For almost 60 years Angela Davis has been for many an iconic face of feminism and counterculture activism in America.
Now her life in letters and images will be housed at Harvard.
Radcliffe’s Schlesinger Library has acquired Davis’ archive, a trove of documents, letters, papers, photos, and more that trace her evolution as an activist, author, educator, and scholar. The papers were secured with support from Harvard’s Hutchins Center for African & African American Research.
“My papers reflect 50 years of involvement in activist and scholarly collaborations seeking to expand the reach of justice in the world,” Davis said in a statement. “I am very happy that at the Schlesinger Library they will join those of June Jordan, Patricia Williams, Pat Parker, and so many other women who have been advocates of social transformation.”
Jane Kamensky, Carl and Lily Pforzheimer Foundation Director of the Schlesinger Library, sees the collection yielding “prize-winning books for decades as people reckon with this legacy and put [Davis] in conversation with other collections here and elsewhere.”
When looking for new material, Kamensky said the library seeks collections “that will change the way that fields know what they know,” adding that she expects the Davis archive to inspire and inform scholars across a range of disciplines.
Henry Louis Gates Jr. said that he’s followed Davis’ life and work ever since spotting a “Free Angela” poster on the wall at his Yale dorm. Gates, the Alphonse Fletcher Jr. University Professor, has worked to increase the archival presence of African-Americans who have made major contributions to U.S. society, politics, and culture. He called the Davis papers “a marvelous coup for Harvard.”
“She’s of enormous importance to the history of political thought and political activism of left-wing or progressive politics and the history of race and gender in the United States since the mid-’60s,” said Gates, who directs the Hutchins Center. “No one has a more important role, and now scholars will be able to study the arc of her thinking, the way it evolved and its depth, by having access to her papers.”
The acquisition is in keeping with the library’s efforts to ensure its collections represent a broad range of life experiences. In 2013 and 2014 an internal committee developed a diverse wish list, “and a foundational thinker and activist like Angela Davis was very naturally at the top,” said Kamensky.
Kenvi Phillips, hired as the library’s first curator for race and ethnicity in 2016, met with Davis in Oakland last year to collect the papers with help from two archivists. Together they packed 151 boxes of material gathered from a storage site, an office, and Davis’ home.
The collection includes a painting done for Davis by a death-row inmate in California, and a manuscript of her autobiography with edits by her friend Toni Morrison. There are numerous photos of the young Davis, including a shot of her posing with Fidel Castro. Reels of tape from her radio show “Angela Speaks” are also part of the archive, as is material related to her arrest in connection with the 1970 shooting of a superior court judge by an acquaintance who used guns registered in Davis’ name.

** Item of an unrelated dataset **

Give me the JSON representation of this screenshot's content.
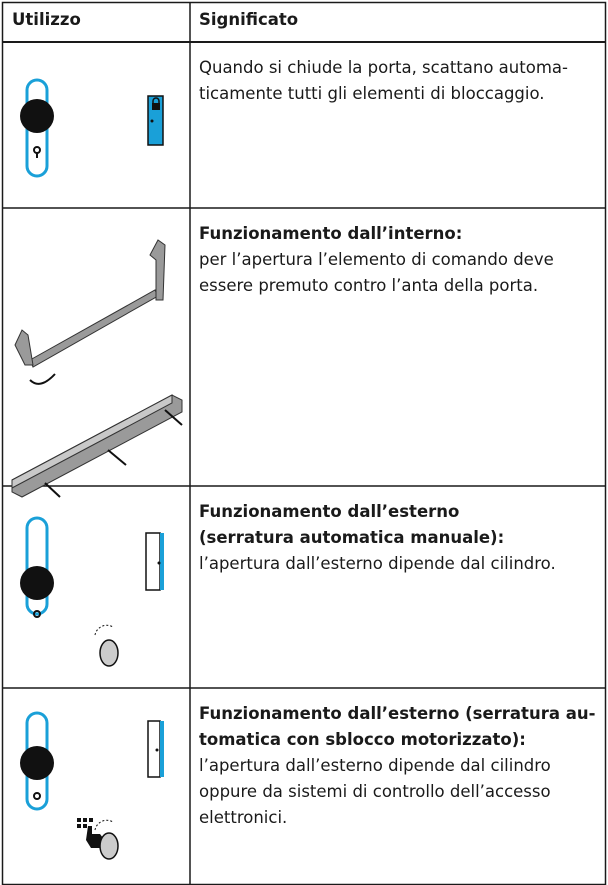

The arrest drew international attention. That interest is reflected in some of the Radcliffe materials, such as hundreds of letters that poured in for Davis while she awaited trial, and the flowers in paper, felt, and cloth that were part “A Million Roses for Angela,” organized by German supporters. Davis was acquitted of all charges in June 1972.
According to Kamenksy, the number of Harvard scholars studying the problem of mass incarceration was of special interest to Davis, who visited campus in the fall of 2016 while considering the Schlesinger as a possible home for her archive. The papers include items connected to her work on mass incarceration and prison abolition, such as notes and documents related to Critical Resistance, the grass-roots organization she co-founded in 1997 whose mission is to “end the prison-industrial complex.”
“We haven’t had a kind of central formation for that work, and I think the collection can play a kind of catalyzing role,” said Kamensky.
One Harvard scholar long interested in such topics is Elizabeth Hinton, an assistant professor of history and of African and African American studies whose book, “From the War on Poverty to the War on Crime: The Making of Mass Incarceration in America,” was published in 2016.
“Angela Davis has always been a pivotal figure in terms of the development of criminal justice reform activism,” said Hinton, who expects to use some of the Davis material in class.
“That will make history come alive for generations of students and hopefully inspire them to pursue social justice goals even after they leave Harvard’s campus.”
The arrival of the collection reminded Hinton of reading Davis’ autobiography when she was a high school senior, which “really illuminated a lot of issues and opened my eyes to the conditions that exist in American prisons and just inspired me to want to make important social justice contributions to society.”
Over the next year archivists will sort, document, and digitize some of the material in preparation for a series of events in 2019, including an exhibition and a Radcliffe conference featuring Davis that will focus on family, gender, and issues around incarceration.
While Kamensky acknowledged that Davis remains a controversial figure to many, she said that the activist’s life represents a core of the radical tradition in which “people with big ideas move the conversation by drawing fire. And she has taken that role as a lightning-rod thinker from a really tender age.
“By pursuing her papers Schlesinger is not asking the researchers to agree with her,” added Kamensky. “Archives do not prescribe a party line … [but] to tell histories true we need to see a full spectrum.”